All 7bil people can stand on the Isle of Wight off the south coast of England.True, it would be cosy but it *COULD* be done.
This nonsense is all from Mathis Wackernagel and his idiotic “ecological footprint”. See my post entitled “Ecological Footprints—A Good Idea Gone Bad” for details of this goat-rope.
w.
So, as I understand it, from now on, no food (fasting until the end of the year and drinking no more), more beer, more agricultural production (yes, plants do not grow up, therefor no more harvests) no more energy, no more heating / cooling, no more gasoline, no more production of goods, including raw materials (iron, copper, oil, coal, gas, zinc, copper, etc.), no more movements of goods and people, except in bullock carts, no more Internet, no more newspapers, no more fierce articles from an environmental organization as radical than stupid.

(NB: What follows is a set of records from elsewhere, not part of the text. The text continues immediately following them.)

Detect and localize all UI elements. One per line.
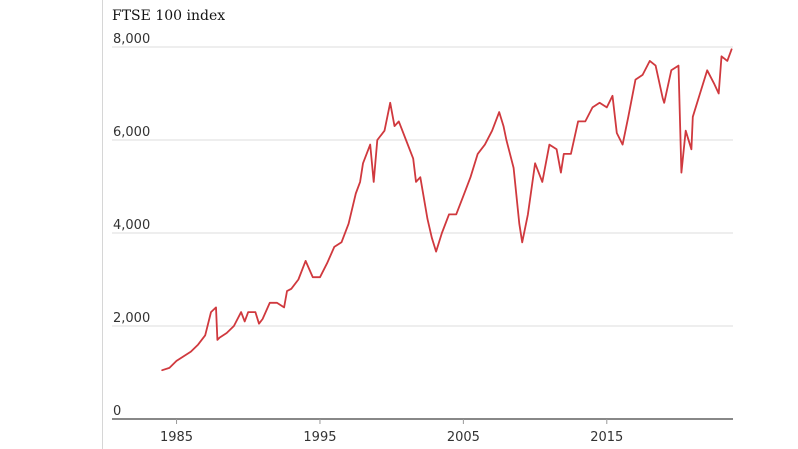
x-tick-label-2015: 2015: [590, 430, 623, 445]
series-line-0: [161, 48, 733, 372]
y-tick-label-0: 0: [113, 404, 121, 419]
x-axis: 1985 1995 2005 2015: [112, 418, 733, 445]
series-group: [161, 48, 733, 372]
gridlines: [112, 46, 733, 327]
y-tick-label-8000: 8,000: [113, 32, 150, 47]
y-tick-label-2000: 2,000: [113, 311, 150, 326]
y-tick-labels: 0 2,000 4,000 6,000 8,000: [113, 32, 150, 419]
x-tick-label-1985: 1985: [160, 430, 193, 445]
x-tick-label-2005: 2005: [447, 430, 480, 445]
y-tick-label-6000: 6,000: [113, 125, 150, 140]
x-tick-label-1995: 1995: [303, 430, 336, 445]
y-tick-label-4000: 4,000: [113, 218, 150, 233]
y-axis-label: FTSE 100 index: [112, 8, 225, 24]
left-rule: [102, 0, 103, 449]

Paradise, what … I understand everything, right?
Oups : no more beer, no more agricultural production … ..
From this day onwards the measurements will indicate a more rapid increase in atmospheric CO2, a sudden increase in global temperature and a decrease in the pH of the oceans (which is not an acidification but a decrease in alkalinity) . This should have been observed in previous years. However, this has not been observed, and so what the Global Footprint Network tells is a nonsense. Quod erat demonstrandum
Answered honestly, 4.6 earths for my “footprint”. Rediculous! Griff, care to take the test?
I commute from Dallas to Houston… so 9 or 10 of my Earths are probably due to the weekly 500 mile roundtrip.